Dale Pina told police that Justin, who seemed not to recognize him, struck the back of his head and threatened him with death.

However the officers reported that they couldn't find a mark, which would have triggered an automatic arrest for domestic violence. Because Justin didn't have a weapon and wouldn't admit to making threats, officers didn't think menacing charges would apply.

If someone has a weapon, it's clearly menacing, but if he just says he's going to kill you, it might not be, Moran said.

The police report says officers asked Dale Pina if he wanted to file a harassment charge, a misdemeanor on which his son wouldn't likely be jailed, and he said he only wanted his son held somewhere safe for observation. Pina claims he told officers he would press charges.

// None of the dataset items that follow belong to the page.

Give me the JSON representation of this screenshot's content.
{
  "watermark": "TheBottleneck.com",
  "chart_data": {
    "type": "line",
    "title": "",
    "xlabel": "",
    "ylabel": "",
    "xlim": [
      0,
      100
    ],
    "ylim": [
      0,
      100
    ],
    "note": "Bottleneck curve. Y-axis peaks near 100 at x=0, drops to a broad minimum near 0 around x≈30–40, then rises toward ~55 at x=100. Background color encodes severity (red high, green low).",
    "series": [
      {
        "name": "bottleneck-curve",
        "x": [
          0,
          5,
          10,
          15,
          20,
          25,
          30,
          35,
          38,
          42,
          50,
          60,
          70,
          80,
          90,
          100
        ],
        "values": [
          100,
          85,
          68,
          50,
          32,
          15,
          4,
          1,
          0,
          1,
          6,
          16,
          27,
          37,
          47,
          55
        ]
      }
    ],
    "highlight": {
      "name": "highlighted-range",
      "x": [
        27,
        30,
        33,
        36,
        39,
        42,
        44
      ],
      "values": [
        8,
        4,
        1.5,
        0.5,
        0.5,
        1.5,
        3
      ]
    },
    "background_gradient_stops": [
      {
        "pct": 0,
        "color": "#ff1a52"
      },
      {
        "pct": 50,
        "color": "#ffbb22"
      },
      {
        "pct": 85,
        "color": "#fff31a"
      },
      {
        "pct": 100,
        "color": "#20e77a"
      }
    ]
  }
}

Both mom and dad asked if police could just take him away to cool down, Moran said.

Officers called the county's juvenile detention center, which also has shelter beds for teens not accused of crimes, to see if they had space, Moran said. The detention center isn't equipped to deal with teens who are drugged or have medical problems, he said.

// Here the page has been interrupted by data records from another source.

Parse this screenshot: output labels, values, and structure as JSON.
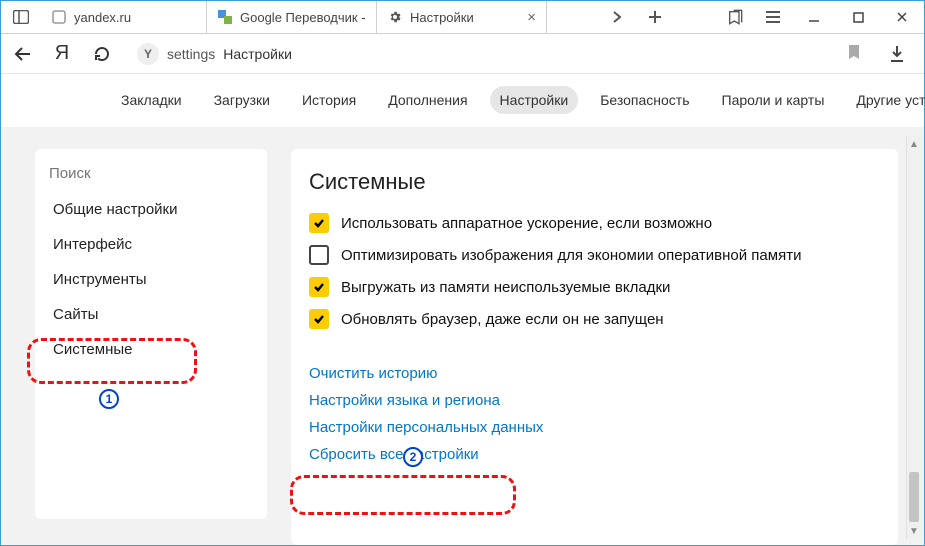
{
  "tabs": [
    {
      "title": "yandex.ru"
    },
    {
      "title": "Google Переводчик -"
    },
    {
      "title": "Настройки"
    }
  ],
  "address": {
    "path": "settings",
    "page": "Настройки"
  },
  "topnav": {
    "items": [
      "Закладки",
      "Загрузки",
      "История",
      "Дополнения",
      "Настройки",
      "Безопасность",
      "Пароли и карты",
      "Другие устройства"
    ],
    "active": "Настройки"
  },
  "sidebar": {
    "search_placeholder": "Поиск",
    "items": [
      "Общие настройки",
      "Интерфейс",
      "Инструменты",
      "Сайты",
      "Системные"
    ]
  },
  "panel": {
    "title": "Системные",
    "options": [
      {
        "checked": true,
        "label": "Использовать аппаратное ускорение, если возможно"
      },
      {
        "checked": false,
        "label": "Оптимизировать изображения для экономии оперативной памяти"
      },
      {
        "checked": true,
        "label": "Выгружать из памяти неиспользуемые вкладки"
      },
      {
        "checked": true,
        "label": "Обновлять браузер, даже если он не запущен"
      }
    ],
    "links": [
      "Очистить историю",
      "Настройки языка и региона",
      "Настройки персональных данных",
      "Сбросить все настройки"
    ]
  },
  "annotations": {
    "b1": "1",
    "b2": "2"
  }
}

Jackson County Community Justice Director Danny Jordan, who oversees the program, didn't return the 's calls about the case this week.

The county's sobering system, while primarily equipped to deal with people who are intoxicated, also accepts adults under the influence of meth. It doesn't admit juveniles, so it wasn't an option for Justin Pina, Moran said.

Officers can see that parents are fearful, so they called the emergency room at Rogue Valley Medical Center, Moran said. They determined that Pina didn't appear to have a medical condition that warranted hospitalization.

Heather Freiheit, nurse manager at RVMC's emergency department, said police and parents regularly bring in children who are out of control for no apparent reason for evaluation. It can look like just bad behavior, but we do a psychiatric assessment, drug screening and CAT scan for possible brain injury, she said.

While the hospital has a place for psychotic kids, the emergency room isn't an appropriate place to just park a troubled teen until things cool off at home, Freiheit said.

Unless they are incoherent or suicidal or homicidal, everybody is kind of in a bind, she said.

Pina didn't seem to meet the criterion ' danger to self or others ' for police to take him into custody on a mental-health hold, Moran said.

Danrich and Cromwell suggested Dale Pina leave the house to remove the source of his son's agitation. He left, but Justin Pina remained disturbed, calling police again about 3:10 a.m. to ask why he wasn't in jail.

Officers checked with the juvenile detention center again, seeking temporary lodging for a teen not charged with a crime, but found no space. They also called the sergeant on duty to see if he had advice on other options, Moran said. He didn't.

They warned the sergeant that the family's problems had not passed and police likely would be called again.

The officers weren't turning their backs on this problem, Moran said. They made the right inquiries and tried to find a short-term solution. They are both caring individuals who take pride in their jobs.

At about 7:50 a.m. neighbor Helen Brown, 55, called 9-1-1 to report that Pina had forced his way into her home when she returned from running errands. He attacked her with a large kitchen knife while she spoke with emergency dispatchers.

In responding to her call for help, Medford police officer John Torgerson shot Pina when the teen refused to drop the knife.

Pina remains in critical condition at Rogue Valley Medical Center under police guard. Brown is in fair condition there, hospital officials said.

The investigation continues and evidence likely will be presented to a grand jury early next month, said OSP Lt. Maureen Bedell.